Prior to 8.0, TACACS was limited to Authentication only. If you wanted to authenticate against a TACACS server to log in to the GUI or CLI, you had to create the same admin accounts on the Palo Alto Networks device. This doesn't scale well and its additional overhead, especially in large or dynamic environments. Hence, with the launch of PAN-OS 8.0, TACACS has been enchanced to use the Authorization from the TACACS server.
You no longer need to create admins locally, just the admin roles.
Follow the below steps to achieve this.
1. Create a TACACS server profile and an Authentication profile.
2. Create admin roles as per your requirement.
3. TACACS server side-configuration is next. I used Cisco ACS in this example.
4. If everything is configured correctly, you should see successful logins.
Troubleshooting
- The Palo Alto Networks firewall, by default, uses the management interface to communicate with the TACACS server. However, you can change this to any interface under Service route configuration ('Device' tab).

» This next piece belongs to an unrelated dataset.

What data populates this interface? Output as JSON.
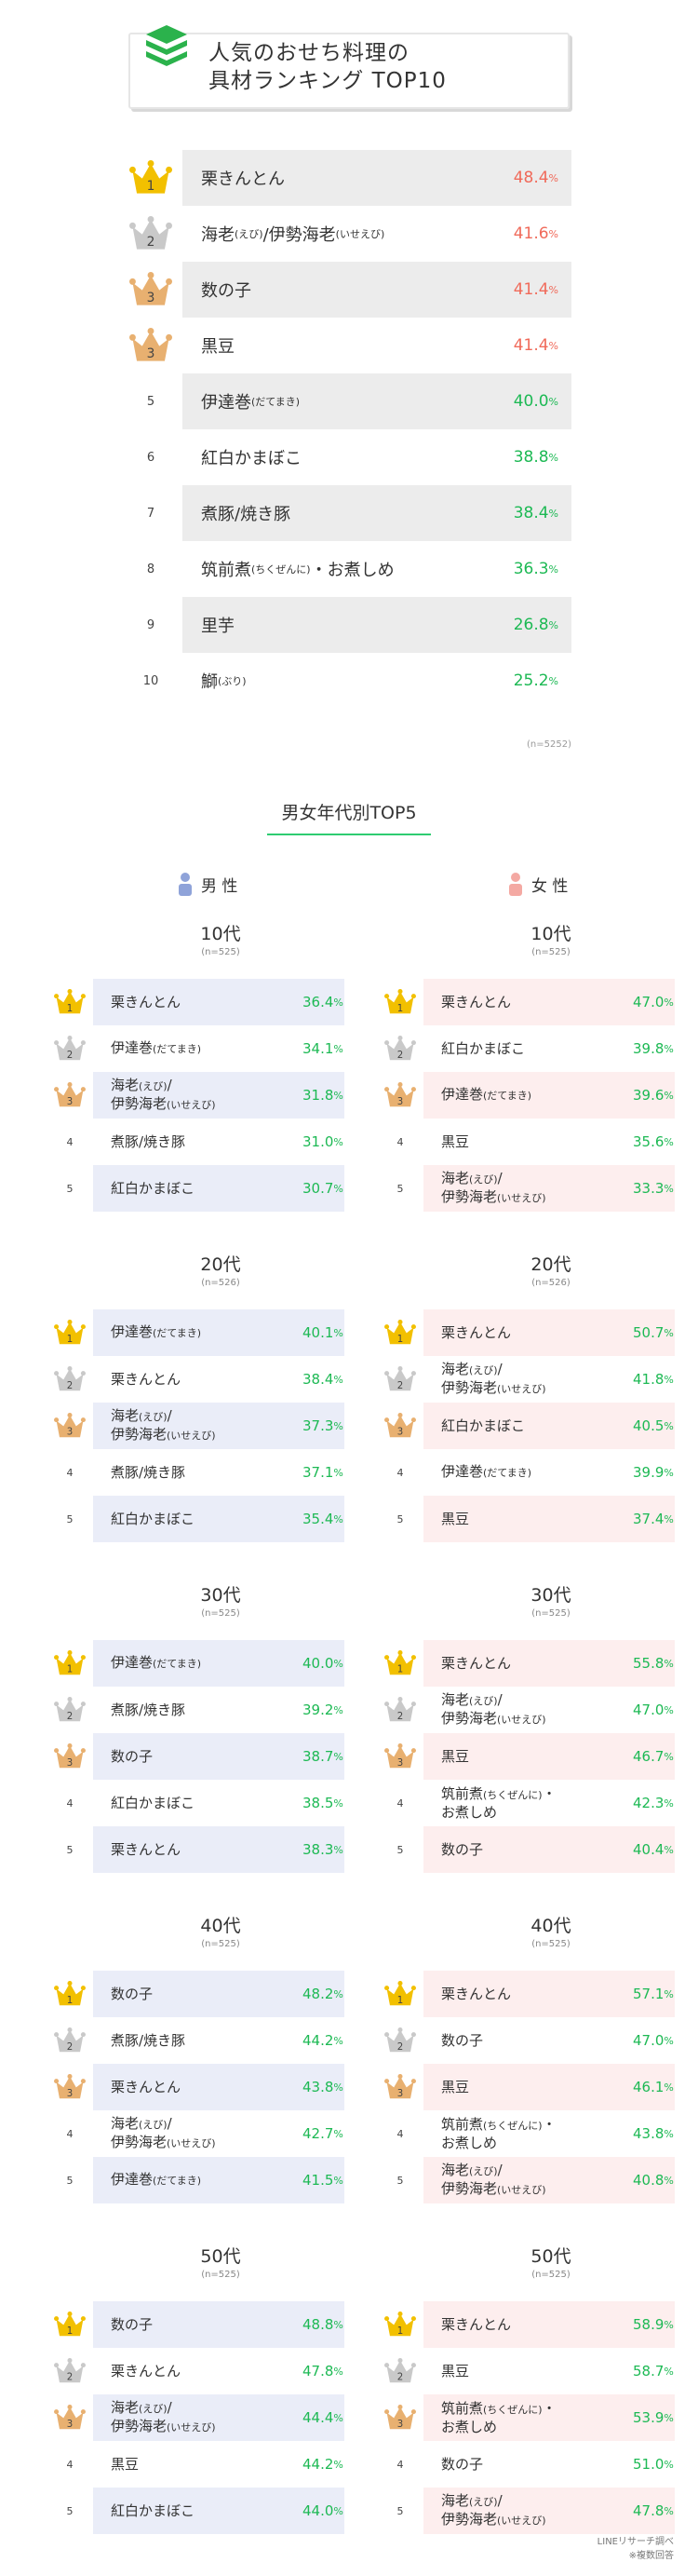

- You can also check the connectivity, authentication and the attributes passed, via the test command:
admin@anuragFW> test authentication authentication-profile TACauth username TACsuperuser password Enter password : Target vsys is not specified, user "TACsuperuser" is assumed to be configured with a shared auth profile. Do allow list check before sending out authentication request... name "TACsuperuser" is in group "all" Authentication to TACACS+ server at '10.21.56.103' for user 'TACsuperuser' Server port: 49, timeout: 3, flag: 0 Egress: 10.21.56.125 Attempting PAP authentication ... PAP authentication request is created PAP authentication request is sent Authorization request is created Authorization request sent with priv_lvl=1 user=TACsuperuser service=PaloAlto protocol=firewall Authorization succeeded Number of VSA returned: 1 VSA[0]: PaloAlto-Admin-Role=superuser Authentication succeeded! Authentication succeeded for user "TACsuperuser"
- Sometimes the issue is on the server side, so check the logs on the TACACS server too.
- If you need to decrypt the TACACS packets to view the content, you can decrypt it on Wireshark.
- It's always a good idea to check the authd.log file (ideally in debug mode) when you are troubleshooting authentication related issues.